Ella se encoge de hombros y lo mira de hito en hito con actitud desafiante.
—Entiendo que esto debe de ser durísimo para usted, señora Ballard. Pero yo mismo fui agente de policía. Tienen personal muy capaz que está haciendo todo lo posible, se lo aseguro. Además, luego está el programa del aniversario. La cobertura televisiva de un caso suele ayudar…
No pica el anzuelo.
—Mire, sobre lo de las cartas… sean como sean, lo mejor es que hable con mi marido —dice, mientras se levanta—. A veces no oye el móvil y la cobertura aquí es regular, pero, si quiere, puedo intentar llamarlo.

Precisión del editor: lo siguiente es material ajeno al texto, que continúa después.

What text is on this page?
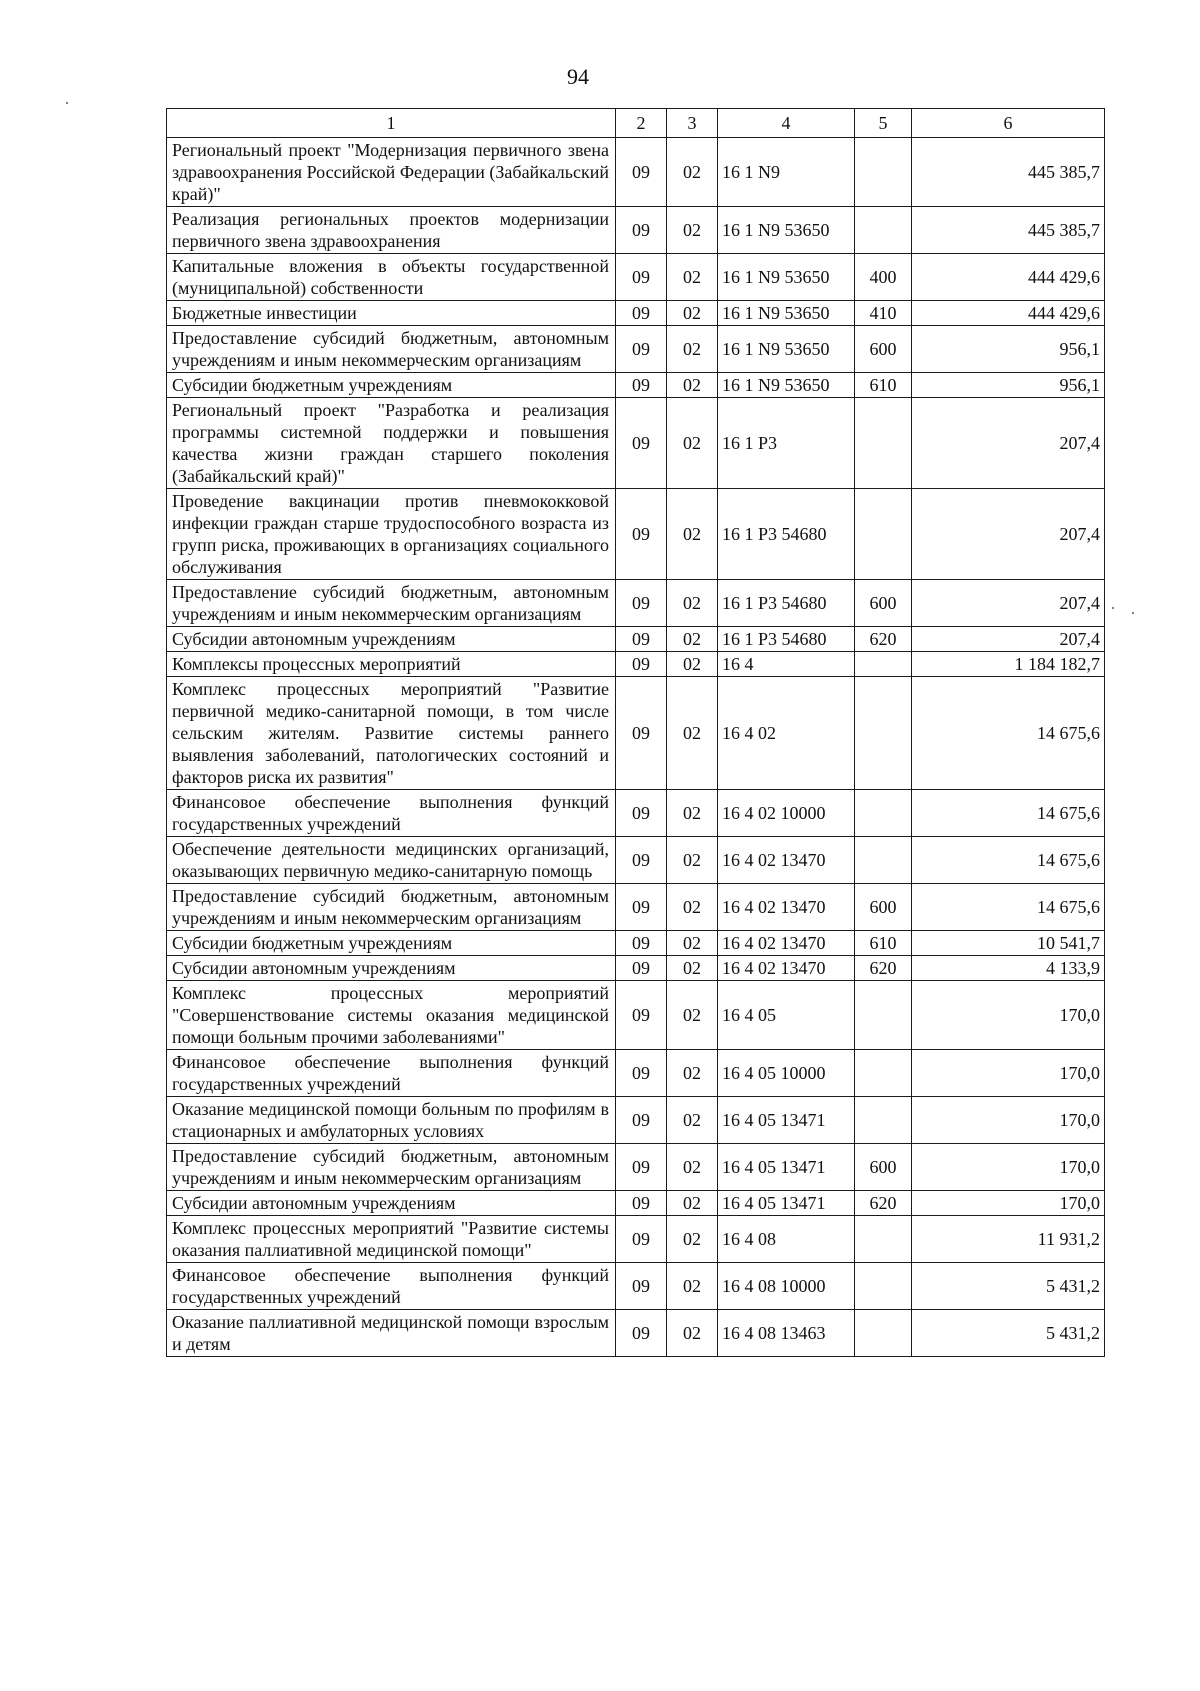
94
1	2	3	4	5	6
Региональный проект "Модернизация первичного звена здравоохранения Российской Федерации (Забайкальский край)"	09	02	16 1 N9		445 385,7
Реализация региональных проектов модернизации первичного звена здравоохранения	09	02	16 1 N9 53650		445 385,7
Капитальные вложения в объекты государственной (муниципальной) собственности	09	02	16 1 N9 53650	400	444 429,6
Бюджетные инвестиции	09	02	16 1 N9 53650	410	444 429,6
Предоставление субсидий бюджетным, автономным учреждениям и иным некоммерческим организациям	09	02	16 1 N9 53650	600	956,1
Субсидии бюджетным учреждениям	09	02	16 1 N9 53650	610	956,1
Региональный проект "Разработка и реализация программы системной поддержки и повышения качества жизни граждан старшего поколения (Забайкальский край)"	09	02	16 1 P3		207,4
Проведение вакцинации против пневмококковой инфекции граждан старше трудоспособного возраста из групп риска, проживающих в организациях социального обслуживания	09	02	16 1 P3 54680		207,4
Предоставление субсидий бюджетным, автономным учреждениям и иным некоммерческим организациям	09	02	16 1 P3 54680	600	207,4
Субсидии автономным учреждениям	09	02	16 1 P3 54680	620	207,4
Комплексы процессных мероприятий	09	02	16 4		1 184 182,7
Комплекс процессных мероприятий "Развитие первичной медико-санитарной помощи, в том числе сельским жителям. Развитие системы раннего выявления заболеваний, патологических состояний и факторов риска их развития"	09	02	16 4 02		14 675,6
Финансовое обеспечение выполнения функций государственных учреждений	09	02	16 4 02 10000		14 675,6
Обеспечение деятельности медицинских организаций, оказывающих первичную медико-санитарную помощь	09	02	16 4 02 13470		14 675,6
Предоставление субсидий бюджетным, автономным учреждениям и иным некоммерческим организациям	09	02	16 4 02 13470	600	14 675,6
Субсидии бюджетным учреждениям	09	02	16 4 02 13470	610	10 541,7
Субсидии автономным учреждениям	09	02	16 4 02 13470	620	4 133,9
Комплекс процессных мероприятий "Совершенствование системы оказания медицинской помощи больным прочими заболеваниями"	09	02	16 4 05		170,0
Финансовое обеспечение выполнения функций государственных учреждений	09	02	16 4 05 10000		170,0
Оказание медицинской помощи больным по профилям в стационарных и амбулаторных условиях	09	02	16 4 05 13471		170,0
Предоставление субсидий бюджетным, автономным учреждениям и иным некоммерческим организациям	09	02	16 4 05 13471	600	170,0
Субсидии автономным учреждениям	09	02	16 4 05 13471	620	170,0
Комплекс процессных мероприятий "Развитие системы оказания паллиативной медицинской помощи"	09	02	16 4 08		11 931,2
Финансовое обеспечение выполнения функций государственных учреждений	09	02	16 4 08 10000		5 431,2
Оказание паллиативной медицинской помощи взрослым и детям	09	02	16 4 08 13463		5 431,2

—No es necesario que lo moleste. ¿Seguro que no sabe quién podría estar enviando esas cartas a la señora Longfield? Quizá alguien del círculo familiar haya estado alterado en especial… O haya hablado mal de ella… Sobre lo que…
—Todo el mundo está alterado, señor Hill. Mi hija sigue desaparecida. La vigilia es mañana. Y, ahora, si me disculpa… —Ha recobrado, aunque tarde, la compostura, pero se ha olvidado de la buena educación cuando, al parecer, se ha dado cuenta de que nada la obliga a seguir hablando con él.

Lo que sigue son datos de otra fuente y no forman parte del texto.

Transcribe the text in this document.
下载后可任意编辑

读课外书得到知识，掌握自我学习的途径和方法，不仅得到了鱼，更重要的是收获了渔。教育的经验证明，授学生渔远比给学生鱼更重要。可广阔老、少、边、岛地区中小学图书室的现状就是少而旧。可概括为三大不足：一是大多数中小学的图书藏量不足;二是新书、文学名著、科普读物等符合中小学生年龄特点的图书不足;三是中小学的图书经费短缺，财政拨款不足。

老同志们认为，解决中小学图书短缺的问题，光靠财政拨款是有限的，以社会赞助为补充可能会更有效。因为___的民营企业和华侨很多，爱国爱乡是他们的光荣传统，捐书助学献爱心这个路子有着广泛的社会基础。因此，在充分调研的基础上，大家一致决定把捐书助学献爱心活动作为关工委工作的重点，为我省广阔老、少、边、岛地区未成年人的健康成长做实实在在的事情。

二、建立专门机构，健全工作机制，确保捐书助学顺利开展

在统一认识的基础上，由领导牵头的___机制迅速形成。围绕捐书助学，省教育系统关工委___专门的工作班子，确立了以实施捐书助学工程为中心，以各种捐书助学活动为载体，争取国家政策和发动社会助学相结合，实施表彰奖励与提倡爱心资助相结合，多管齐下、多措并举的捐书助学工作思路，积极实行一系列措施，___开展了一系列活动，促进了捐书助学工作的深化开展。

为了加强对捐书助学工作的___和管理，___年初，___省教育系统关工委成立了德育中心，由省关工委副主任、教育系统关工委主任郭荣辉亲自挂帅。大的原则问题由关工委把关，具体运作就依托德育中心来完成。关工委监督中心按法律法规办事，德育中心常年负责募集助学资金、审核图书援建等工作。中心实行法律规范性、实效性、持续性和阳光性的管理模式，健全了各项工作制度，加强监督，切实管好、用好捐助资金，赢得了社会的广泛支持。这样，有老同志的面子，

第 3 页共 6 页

Matthew sabe por experiencia que llegar a esa conclusión normalmente acaba dando paso al enfado.
El detective le ofrece su tarjeta y ella la acepta, aunque duda un segundo antes de metérsela en el bolsillo del delantal.
—¿Ha comunicado al equipo policial lo de estas cartas desagradables? —La señora Ballard sigue sin apartar la mirada.
—¿Por qué lo pregunta?
No le responde.
—Bueno, si se entera de algo que pueda ser relevante, llámeme. ¿Lo hará?
Ella asiente con la cabeza.
—El problema es que la señora Longfield tendrá que hablar con la policía si no deja de recibir estas cartas. Y no es lo que ella quiere. Está convencida de que su familia ya tiene suficiente de lo que preocuparse, señora Ballard.